Apalagi sudah dinyatakan tidak lulus Tes Wawasan Kebangsaan (TWK), 18 Maret – 9 April 2021, karena dari dulu Kompolotan Novel Baswedan, hanya tukang buat gaduh dan tukang buat onar.

Hal itu dikemukakan Hendardi dan Petrus Selestinus dalam Channel Rumah Kebudayaan Nusantara Media, Rabu, 26 Mei 2021.

“Komisioner KPK-RI di bawah kepemimpinan Komisaris Jenderal Polisi Firli Bahuri, harus bersikap tegas, demi menegakkan undang-undang, bagi seorang Aparatur Sipil Negara atau ASN,” kata Hendardi.
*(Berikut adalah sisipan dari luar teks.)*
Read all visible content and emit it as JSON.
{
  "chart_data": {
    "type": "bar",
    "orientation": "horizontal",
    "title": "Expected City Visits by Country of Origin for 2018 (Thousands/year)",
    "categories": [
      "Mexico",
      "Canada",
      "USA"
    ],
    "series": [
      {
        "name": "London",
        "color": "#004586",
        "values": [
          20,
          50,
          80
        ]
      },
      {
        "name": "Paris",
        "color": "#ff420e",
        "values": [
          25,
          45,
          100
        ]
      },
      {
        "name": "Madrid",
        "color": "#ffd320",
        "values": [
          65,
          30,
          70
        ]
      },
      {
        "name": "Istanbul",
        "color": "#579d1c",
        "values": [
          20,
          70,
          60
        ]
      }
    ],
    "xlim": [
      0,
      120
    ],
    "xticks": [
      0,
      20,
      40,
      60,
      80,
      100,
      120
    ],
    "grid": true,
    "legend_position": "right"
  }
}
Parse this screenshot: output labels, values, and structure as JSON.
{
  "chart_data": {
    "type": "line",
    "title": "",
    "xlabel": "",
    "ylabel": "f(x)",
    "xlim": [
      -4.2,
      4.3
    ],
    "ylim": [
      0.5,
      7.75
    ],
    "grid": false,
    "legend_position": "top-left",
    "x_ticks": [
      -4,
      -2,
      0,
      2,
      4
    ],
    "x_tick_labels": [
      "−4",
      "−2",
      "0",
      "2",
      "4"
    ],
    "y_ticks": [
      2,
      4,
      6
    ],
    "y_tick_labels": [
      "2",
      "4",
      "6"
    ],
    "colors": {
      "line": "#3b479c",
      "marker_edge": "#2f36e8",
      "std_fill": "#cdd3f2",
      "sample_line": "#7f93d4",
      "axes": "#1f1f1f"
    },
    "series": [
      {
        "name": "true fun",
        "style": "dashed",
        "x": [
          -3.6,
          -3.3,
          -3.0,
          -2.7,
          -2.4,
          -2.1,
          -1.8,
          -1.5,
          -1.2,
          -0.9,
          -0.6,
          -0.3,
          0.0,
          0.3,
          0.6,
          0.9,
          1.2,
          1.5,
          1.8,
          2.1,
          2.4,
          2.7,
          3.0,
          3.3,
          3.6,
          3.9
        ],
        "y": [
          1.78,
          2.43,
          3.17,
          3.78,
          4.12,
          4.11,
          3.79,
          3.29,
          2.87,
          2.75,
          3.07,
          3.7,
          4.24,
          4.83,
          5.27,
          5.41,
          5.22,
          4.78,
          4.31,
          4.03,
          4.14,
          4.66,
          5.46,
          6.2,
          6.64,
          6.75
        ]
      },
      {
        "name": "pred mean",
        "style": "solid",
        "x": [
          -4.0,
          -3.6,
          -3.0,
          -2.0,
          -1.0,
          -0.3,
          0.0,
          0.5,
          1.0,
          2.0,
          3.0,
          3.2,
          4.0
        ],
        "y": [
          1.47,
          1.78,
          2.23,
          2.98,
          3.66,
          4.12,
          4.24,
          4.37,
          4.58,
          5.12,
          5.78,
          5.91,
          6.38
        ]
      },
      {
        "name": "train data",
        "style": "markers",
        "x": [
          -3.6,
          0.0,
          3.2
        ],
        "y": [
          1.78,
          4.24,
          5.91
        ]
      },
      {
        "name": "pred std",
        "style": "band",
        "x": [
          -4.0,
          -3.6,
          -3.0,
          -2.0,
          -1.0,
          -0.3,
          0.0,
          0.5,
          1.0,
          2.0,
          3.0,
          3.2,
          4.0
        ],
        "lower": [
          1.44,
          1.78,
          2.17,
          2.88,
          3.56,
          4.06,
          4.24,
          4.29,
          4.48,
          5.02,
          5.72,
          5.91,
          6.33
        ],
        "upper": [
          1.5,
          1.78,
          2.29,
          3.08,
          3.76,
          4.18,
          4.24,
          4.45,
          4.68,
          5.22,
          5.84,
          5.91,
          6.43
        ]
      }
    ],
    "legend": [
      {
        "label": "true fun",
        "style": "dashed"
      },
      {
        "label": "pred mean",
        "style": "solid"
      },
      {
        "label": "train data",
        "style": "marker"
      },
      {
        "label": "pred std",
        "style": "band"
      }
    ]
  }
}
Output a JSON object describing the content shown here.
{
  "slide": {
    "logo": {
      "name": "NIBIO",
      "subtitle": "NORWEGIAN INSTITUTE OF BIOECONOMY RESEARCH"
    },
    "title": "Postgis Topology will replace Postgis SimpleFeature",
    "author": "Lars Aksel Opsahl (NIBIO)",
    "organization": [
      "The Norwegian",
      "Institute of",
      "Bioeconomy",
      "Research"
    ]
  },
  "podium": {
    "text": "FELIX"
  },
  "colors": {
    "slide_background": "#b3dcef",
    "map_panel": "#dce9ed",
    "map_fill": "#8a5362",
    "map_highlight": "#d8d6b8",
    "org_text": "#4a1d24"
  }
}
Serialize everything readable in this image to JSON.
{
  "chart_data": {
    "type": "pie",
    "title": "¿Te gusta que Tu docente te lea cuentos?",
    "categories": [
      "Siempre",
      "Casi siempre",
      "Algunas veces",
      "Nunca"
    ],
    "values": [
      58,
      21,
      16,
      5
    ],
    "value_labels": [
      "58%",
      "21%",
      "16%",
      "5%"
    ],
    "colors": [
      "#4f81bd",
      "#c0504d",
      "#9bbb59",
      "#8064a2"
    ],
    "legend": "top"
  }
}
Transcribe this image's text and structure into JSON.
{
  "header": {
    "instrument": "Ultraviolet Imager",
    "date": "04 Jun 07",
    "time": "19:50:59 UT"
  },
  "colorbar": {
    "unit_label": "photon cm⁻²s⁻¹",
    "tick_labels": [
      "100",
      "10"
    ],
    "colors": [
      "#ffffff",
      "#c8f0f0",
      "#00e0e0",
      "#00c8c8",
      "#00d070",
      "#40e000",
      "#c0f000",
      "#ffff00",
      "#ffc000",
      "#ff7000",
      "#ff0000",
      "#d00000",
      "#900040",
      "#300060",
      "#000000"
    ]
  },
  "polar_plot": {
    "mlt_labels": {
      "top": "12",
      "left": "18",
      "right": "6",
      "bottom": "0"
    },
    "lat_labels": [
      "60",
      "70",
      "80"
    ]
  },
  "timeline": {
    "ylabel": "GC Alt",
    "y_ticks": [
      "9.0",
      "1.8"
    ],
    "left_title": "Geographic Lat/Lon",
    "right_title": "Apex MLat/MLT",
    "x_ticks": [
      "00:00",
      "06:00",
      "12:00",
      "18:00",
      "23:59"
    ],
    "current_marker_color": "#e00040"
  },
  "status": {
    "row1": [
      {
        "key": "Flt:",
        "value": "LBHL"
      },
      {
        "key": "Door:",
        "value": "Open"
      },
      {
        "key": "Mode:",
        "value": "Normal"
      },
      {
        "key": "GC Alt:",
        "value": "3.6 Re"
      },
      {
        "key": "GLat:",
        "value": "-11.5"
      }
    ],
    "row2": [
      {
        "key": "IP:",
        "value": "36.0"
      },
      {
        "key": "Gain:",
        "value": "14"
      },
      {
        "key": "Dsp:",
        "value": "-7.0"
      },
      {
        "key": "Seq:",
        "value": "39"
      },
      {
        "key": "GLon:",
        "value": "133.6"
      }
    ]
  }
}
Menurut Hendardi, ketika Dewan Perwakilan Rakyat Republik Indonesia (DPR-RI) dan disetujui Presiden Indonesia, Joko Widodo, melakukan revisi, dengan diterbitkan Undang-Undang Nomor 19 Tahun 2019, tentang: KPK-RI, komplotan Novel Baswedan mengancam akan keluar.

Ketika undang-undang hasil revisi disahkan, komplotan Novel Baswedan mengajukan gugatan ke Mahkamah Konstitusi Republik Indonesia (MK-RI). Ketika gugatan ditolak MK-RI, komplotan Novel Baswedan berjumlah 75 orang, tetap ribut, dan tidak mau keluar, sesuai ancaman yang pernah mereka lakukan sebelumnya.

Bahkan, menurut Hendardi, sejak dibentuk Panitia Seleksi Calon Komisioner KPK-RI tahun 2019, sebelum naman-nama diserahkan kepada DPR-RI, kelompok Novel Baswedan sudah ribut, ketika perekrutan melibatkan Badan Intelijen Negara (BIN) dan Badan Nasional Penanggulangan Terorisme (BNPT).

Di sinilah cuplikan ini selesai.